Half an hour later about eighty taxis pulled up down the road at the Edinburgh Hotel, which you could see from the Terminus. All these drivers got out of their cabs and were milling around. Jock was saying, ‘Let’s go down and kill ’em.’
‘No, no,’ I said. ‘I’ll go down and talk to ’em.’
‘You’ll get killed.’
‘No I won’t.’
So I walked down the middle of the road towards them. And back in them days I had this strut about me, because I didn’t care about anyone. I had it in my head that if I was going to get beat up I was going to get beat up. My old man had always said that no matter how good you were there was always someone better out there, it just depended on how long it took you to run into them. But so far I hadn’t found the bloke.
So this night I was strutting towards the taxi drivers, but as I got closer they all started jumping in their cabs, banging into each other trying to get away. I wasn’t going to get beat up that night.
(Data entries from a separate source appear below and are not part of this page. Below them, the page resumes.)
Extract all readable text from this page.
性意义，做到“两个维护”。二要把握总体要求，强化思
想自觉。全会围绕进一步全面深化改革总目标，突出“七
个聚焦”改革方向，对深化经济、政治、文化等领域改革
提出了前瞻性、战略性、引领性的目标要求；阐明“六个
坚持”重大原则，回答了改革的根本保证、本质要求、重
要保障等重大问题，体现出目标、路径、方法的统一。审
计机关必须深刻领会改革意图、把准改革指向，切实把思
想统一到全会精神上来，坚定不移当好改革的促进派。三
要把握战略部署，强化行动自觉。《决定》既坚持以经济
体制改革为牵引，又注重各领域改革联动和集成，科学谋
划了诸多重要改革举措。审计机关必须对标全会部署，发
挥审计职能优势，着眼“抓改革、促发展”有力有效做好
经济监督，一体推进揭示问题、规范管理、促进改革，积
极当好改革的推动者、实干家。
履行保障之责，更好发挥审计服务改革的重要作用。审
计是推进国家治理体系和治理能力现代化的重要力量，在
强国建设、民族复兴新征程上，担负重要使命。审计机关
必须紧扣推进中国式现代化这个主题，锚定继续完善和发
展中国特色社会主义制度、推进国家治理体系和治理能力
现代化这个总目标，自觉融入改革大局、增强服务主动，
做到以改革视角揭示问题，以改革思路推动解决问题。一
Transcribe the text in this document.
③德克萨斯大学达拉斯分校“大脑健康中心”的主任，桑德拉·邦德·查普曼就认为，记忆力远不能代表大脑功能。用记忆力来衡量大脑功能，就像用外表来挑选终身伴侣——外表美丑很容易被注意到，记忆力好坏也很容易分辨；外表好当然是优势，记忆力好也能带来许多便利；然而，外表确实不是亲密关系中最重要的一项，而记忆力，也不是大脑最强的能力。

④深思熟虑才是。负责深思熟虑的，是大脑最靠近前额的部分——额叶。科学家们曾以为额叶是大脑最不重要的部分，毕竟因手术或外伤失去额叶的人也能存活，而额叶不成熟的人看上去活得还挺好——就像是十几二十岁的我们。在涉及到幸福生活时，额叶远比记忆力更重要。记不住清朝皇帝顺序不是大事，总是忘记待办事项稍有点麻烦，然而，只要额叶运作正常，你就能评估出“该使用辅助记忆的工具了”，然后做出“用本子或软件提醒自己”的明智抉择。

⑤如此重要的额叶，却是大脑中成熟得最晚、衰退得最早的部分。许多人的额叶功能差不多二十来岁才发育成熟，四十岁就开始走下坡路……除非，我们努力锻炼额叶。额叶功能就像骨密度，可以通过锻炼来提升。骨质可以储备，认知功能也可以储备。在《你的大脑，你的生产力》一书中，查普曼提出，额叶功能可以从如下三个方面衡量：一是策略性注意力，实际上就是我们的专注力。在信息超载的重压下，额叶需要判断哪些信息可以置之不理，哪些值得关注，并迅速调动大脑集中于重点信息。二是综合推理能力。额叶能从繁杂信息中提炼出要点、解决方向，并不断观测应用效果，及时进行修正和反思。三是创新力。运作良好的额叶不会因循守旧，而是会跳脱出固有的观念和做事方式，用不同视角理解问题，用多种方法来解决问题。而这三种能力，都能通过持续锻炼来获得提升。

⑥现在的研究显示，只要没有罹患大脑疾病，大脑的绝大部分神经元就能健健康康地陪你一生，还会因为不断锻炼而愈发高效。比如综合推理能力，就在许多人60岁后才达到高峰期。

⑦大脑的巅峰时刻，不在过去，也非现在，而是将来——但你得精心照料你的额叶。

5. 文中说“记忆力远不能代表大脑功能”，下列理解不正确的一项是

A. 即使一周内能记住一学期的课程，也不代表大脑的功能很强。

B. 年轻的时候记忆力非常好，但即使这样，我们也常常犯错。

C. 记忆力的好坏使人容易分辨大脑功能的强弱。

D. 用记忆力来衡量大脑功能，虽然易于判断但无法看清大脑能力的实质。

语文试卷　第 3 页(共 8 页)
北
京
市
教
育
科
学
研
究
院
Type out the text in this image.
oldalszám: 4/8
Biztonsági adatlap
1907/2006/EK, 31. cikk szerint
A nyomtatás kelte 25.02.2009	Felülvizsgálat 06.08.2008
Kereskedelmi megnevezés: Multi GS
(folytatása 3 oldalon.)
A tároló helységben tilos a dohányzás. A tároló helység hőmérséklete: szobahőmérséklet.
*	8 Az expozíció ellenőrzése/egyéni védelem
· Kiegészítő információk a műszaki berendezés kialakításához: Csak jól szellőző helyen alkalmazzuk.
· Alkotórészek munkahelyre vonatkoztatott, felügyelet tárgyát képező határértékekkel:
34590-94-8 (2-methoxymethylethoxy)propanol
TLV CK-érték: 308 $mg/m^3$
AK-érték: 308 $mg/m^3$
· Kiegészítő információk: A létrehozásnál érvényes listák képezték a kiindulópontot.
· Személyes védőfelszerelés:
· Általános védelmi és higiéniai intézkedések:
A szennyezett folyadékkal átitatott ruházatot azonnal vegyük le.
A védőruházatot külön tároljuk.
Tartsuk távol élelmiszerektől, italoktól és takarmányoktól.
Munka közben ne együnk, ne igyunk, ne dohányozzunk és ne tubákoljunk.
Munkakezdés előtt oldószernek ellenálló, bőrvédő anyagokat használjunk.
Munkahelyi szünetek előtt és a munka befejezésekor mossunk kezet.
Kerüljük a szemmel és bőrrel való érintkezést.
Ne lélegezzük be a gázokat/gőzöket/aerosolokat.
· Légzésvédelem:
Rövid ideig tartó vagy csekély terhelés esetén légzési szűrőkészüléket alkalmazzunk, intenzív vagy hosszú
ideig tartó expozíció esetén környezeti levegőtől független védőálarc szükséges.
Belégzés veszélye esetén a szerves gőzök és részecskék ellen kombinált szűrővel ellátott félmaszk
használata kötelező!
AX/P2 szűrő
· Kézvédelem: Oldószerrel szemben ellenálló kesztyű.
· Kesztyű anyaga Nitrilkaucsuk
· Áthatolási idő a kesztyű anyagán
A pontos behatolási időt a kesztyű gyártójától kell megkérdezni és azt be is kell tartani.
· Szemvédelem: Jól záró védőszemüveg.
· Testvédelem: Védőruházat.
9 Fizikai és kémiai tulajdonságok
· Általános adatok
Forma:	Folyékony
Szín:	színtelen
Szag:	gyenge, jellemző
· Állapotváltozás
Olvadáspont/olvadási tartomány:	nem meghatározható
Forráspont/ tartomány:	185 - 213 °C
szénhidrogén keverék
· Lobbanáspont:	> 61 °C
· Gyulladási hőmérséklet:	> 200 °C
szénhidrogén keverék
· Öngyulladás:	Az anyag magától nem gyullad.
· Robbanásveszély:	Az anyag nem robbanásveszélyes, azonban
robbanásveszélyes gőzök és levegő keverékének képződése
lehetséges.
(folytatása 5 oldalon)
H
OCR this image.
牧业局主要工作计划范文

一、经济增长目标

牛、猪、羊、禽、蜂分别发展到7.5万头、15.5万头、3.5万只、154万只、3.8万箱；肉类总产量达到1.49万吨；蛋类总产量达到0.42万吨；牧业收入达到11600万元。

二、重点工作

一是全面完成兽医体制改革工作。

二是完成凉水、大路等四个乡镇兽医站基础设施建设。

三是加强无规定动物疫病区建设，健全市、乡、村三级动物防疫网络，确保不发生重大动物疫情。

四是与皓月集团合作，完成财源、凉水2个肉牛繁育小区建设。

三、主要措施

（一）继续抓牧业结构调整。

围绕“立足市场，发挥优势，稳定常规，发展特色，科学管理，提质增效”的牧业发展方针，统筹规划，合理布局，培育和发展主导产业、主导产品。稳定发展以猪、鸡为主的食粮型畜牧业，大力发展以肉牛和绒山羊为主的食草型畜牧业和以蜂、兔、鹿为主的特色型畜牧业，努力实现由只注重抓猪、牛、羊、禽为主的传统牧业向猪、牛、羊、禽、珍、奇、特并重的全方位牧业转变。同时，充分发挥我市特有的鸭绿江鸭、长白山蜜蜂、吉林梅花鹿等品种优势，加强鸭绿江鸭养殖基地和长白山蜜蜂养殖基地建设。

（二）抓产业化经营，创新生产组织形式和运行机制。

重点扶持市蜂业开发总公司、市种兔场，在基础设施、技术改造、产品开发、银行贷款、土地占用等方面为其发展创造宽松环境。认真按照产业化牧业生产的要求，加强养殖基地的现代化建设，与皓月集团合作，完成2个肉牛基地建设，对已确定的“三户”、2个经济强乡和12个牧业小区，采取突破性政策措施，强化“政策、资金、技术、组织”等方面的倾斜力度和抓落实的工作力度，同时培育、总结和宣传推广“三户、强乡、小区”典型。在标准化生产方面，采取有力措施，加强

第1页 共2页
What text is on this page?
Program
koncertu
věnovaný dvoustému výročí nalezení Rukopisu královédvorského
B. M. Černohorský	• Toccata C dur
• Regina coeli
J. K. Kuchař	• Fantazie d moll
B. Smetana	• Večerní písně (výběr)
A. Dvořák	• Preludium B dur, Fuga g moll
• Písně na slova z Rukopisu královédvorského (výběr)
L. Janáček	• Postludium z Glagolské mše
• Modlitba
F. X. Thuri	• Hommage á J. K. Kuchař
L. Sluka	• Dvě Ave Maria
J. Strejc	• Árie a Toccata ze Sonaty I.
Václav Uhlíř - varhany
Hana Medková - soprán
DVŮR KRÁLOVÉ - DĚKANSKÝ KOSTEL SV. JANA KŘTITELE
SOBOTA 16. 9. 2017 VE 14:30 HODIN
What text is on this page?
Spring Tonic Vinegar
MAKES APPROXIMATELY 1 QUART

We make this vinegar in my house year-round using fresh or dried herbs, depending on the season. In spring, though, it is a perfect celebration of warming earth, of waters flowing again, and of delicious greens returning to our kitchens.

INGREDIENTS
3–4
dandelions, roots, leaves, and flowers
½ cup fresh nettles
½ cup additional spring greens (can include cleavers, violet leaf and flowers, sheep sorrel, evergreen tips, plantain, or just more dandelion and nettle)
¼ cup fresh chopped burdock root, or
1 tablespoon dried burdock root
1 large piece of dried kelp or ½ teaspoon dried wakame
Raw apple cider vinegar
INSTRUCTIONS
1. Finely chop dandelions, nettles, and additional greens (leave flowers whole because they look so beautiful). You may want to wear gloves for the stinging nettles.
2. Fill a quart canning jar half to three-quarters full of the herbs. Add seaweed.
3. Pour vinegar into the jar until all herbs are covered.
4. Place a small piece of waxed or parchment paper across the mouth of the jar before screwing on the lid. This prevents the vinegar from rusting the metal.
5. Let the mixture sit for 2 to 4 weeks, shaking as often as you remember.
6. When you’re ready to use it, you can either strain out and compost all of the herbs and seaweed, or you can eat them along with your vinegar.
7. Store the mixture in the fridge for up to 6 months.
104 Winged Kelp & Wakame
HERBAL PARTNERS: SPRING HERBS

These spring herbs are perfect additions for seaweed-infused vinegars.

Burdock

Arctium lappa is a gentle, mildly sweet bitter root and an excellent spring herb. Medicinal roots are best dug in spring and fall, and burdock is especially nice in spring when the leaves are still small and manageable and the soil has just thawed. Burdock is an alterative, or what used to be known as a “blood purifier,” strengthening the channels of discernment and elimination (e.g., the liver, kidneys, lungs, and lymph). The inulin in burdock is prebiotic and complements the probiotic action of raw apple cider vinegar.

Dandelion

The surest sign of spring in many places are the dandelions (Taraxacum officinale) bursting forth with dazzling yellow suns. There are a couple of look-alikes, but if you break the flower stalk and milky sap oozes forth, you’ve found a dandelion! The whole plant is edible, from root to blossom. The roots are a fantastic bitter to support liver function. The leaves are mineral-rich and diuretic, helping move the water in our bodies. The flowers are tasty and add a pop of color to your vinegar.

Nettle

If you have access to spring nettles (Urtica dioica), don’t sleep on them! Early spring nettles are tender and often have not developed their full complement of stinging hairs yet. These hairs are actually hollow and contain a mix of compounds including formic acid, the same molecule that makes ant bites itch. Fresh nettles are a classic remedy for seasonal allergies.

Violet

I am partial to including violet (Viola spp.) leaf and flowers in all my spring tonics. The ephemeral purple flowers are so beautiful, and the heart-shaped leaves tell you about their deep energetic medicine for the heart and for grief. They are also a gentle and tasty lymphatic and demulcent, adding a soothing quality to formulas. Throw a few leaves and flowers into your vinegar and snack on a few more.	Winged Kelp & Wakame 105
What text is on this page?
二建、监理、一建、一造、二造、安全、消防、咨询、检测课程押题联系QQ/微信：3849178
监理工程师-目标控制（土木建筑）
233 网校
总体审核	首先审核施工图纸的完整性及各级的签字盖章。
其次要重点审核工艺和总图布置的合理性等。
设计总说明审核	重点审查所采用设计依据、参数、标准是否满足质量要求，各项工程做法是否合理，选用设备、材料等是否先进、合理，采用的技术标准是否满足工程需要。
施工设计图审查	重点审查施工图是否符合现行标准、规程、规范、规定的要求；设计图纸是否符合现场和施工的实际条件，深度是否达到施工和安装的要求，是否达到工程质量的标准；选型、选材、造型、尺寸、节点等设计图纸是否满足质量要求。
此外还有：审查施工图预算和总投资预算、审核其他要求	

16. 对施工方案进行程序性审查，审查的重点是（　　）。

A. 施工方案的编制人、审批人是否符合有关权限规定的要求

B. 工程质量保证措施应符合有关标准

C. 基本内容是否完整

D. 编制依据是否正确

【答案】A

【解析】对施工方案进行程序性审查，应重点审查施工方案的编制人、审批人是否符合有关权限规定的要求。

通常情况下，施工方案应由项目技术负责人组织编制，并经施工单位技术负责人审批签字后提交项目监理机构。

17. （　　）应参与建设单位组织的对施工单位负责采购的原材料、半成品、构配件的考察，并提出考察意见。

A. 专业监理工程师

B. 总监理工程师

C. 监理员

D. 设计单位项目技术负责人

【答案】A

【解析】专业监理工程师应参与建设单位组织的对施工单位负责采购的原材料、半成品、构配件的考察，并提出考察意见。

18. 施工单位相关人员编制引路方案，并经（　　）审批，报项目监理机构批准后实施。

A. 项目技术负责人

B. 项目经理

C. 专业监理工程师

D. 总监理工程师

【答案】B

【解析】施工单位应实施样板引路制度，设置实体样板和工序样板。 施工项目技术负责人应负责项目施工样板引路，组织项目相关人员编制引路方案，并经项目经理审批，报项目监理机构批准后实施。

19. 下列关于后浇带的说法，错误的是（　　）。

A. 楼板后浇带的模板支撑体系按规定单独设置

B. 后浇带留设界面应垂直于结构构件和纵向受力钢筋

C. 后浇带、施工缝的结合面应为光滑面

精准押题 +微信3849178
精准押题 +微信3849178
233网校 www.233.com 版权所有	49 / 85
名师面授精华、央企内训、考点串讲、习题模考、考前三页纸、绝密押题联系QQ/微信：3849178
The funny thing about that was, the next Friday night, me, Shadow and Chop went into the Edinburgh Hotel to meet a couple of sheilas Chop knew. We were yakking on when one of the sheilas said, ‘I was here last Saturday night and there was all these cabs pulled up out the front and this huge bikie come walkin’ down the street. He kept comin’ and comin’. He was the biggest, meanest, ugliest-lookin’ thing you’ve ever seen.’
Chop turned around and slapped her. ‘That’s my brother you’re talkin’ about.’
I just thought it was funny. When I told Donna what the sheila said, she thought biggest and meanest sounded right, but not ugliest.
BY 1981 I was still considered one of the biggest and meanest in the underground fight scene, too, but after forty-three fights, and at thirty-five years of age, I was almost done. I was getting to the point where I was liking getting hit, and I was dropping my guard. I knew that it was time to stop before I ended up getting knocked on my arse.